Founded in 2019 by Jordan Kretchmer and Ruddick Lawrence, San Francisco, California-based Rapid develops a robotics system that works machines for stamping, molding, and labeling, which the company claims constitute 80% of the tasks on a typical factory floor. Called the Rapid Machine Operator, Rapid’s platform costs $25,000 a year to rent and doesn’t require programming, systems integration, specialized hardware, or robotics skills.

Rapid Robotics

“When we launched the Rapid Machine Operator, the interest from factories across America was immediate and strong. It’s only picked up since then as American manufacturers struggle with pandemic-related labor shortages on the one hand and warehousing employers like Amazon on the other, who can scoop up thousands of job candidates at a time,” Kretchmer, who ran Livefyre until its acquisition by Adobe in 2016, told VentureBeat via email. “That’s all on top of the ongoing shortage of factory workers, which no one expects to go away when the pandemic does.”

Rapid deployment

The Rapid Machine Operator comes with grippers, computer vision software, and AI pretrained on computer-assisted design models to perform common machine workloads, like finding parts and fixtures. It can move between workloads and be rented for less than $2,100 per month, which Kretchmer claims is a small fraction of the cost of conventional robotics.

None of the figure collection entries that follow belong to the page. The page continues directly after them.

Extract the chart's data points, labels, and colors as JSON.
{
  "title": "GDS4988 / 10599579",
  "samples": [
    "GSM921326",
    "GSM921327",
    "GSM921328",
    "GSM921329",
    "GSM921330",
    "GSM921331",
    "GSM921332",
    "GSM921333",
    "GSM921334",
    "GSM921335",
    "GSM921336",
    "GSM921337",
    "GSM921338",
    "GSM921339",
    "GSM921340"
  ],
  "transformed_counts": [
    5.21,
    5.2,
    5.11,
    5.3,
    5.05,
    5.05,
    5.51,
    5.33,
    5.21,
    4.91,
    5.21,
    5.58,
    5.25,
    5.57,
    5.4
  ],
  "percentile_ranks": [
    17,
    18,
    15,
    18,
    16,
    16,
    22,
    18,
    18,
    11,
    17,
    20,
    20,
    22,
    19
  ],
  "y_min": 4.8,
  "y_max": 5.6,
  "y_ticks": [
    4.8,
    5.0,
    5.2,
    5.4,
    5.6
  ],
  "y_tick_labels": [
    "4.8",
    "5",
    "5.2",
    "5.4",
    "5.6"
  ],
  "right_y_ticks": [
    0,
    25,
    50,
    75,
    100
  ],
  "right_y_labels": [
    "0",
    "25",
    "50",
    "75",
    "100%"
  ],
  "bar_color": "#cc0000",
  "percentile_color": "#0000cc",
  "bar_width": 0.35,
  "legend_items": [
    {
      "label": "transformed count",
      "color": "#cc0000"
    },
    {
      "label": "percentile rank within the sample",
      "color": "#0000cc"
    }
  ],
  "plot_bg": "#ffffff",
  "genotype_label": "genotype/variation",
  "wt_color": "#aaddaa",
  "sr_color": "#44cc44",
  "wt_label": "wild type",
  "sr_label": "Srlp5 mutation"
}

Rapid’s newest set of capabilities, which were released a couple of months ago, enable its robots to pick parts from almost any orientation. The Rapid Machine Operator can use its onboard camera system to reorient the parts in motion to their drop-off point, increasing the number of ways parts can be presented to it.

“One of our biggest initial hurdles was expanding the abilities of our AI and computer vision so the Rapid Machine Operator could recognize and react to unanticipated situations just as a human would,” Kretchmer said. “[M]anufacturing facilities are [tricky] from an AI and robotics point of view. There are so many people on the floor, and so many tasks going on at once. It makes for a highly unpredictable environment. Parts might not be where they’re supposed to be. Machines don’t always do exactly what you expect. Humans are good at anticipating issues, but until recently, robots weren’t.”

Rapid Robotics

Rapid’s customers include TouchMark, a Hayward, California-based plastics company that’s using Rapid Machine Operators to pad-print plastic components for medical devices and semiconductors. Fabri-Tech, a global component fabricator, is heat-sealing packages in its Fremont, California facility using Rapid’s robotics. And TruePill has contracted with Rapid to fill and label prescription vials at its Hayward facility.

Kretchmer says the funds from the latest round will be used to develop new features for the Rapid Machine Operator, as well as supporting regional expansion in Detroit, Texas, Southern California, and Arizona. Tech and team acquisitions may also be on the horizon — Rapid currently has 31 employees and expects to have 50 by 2022.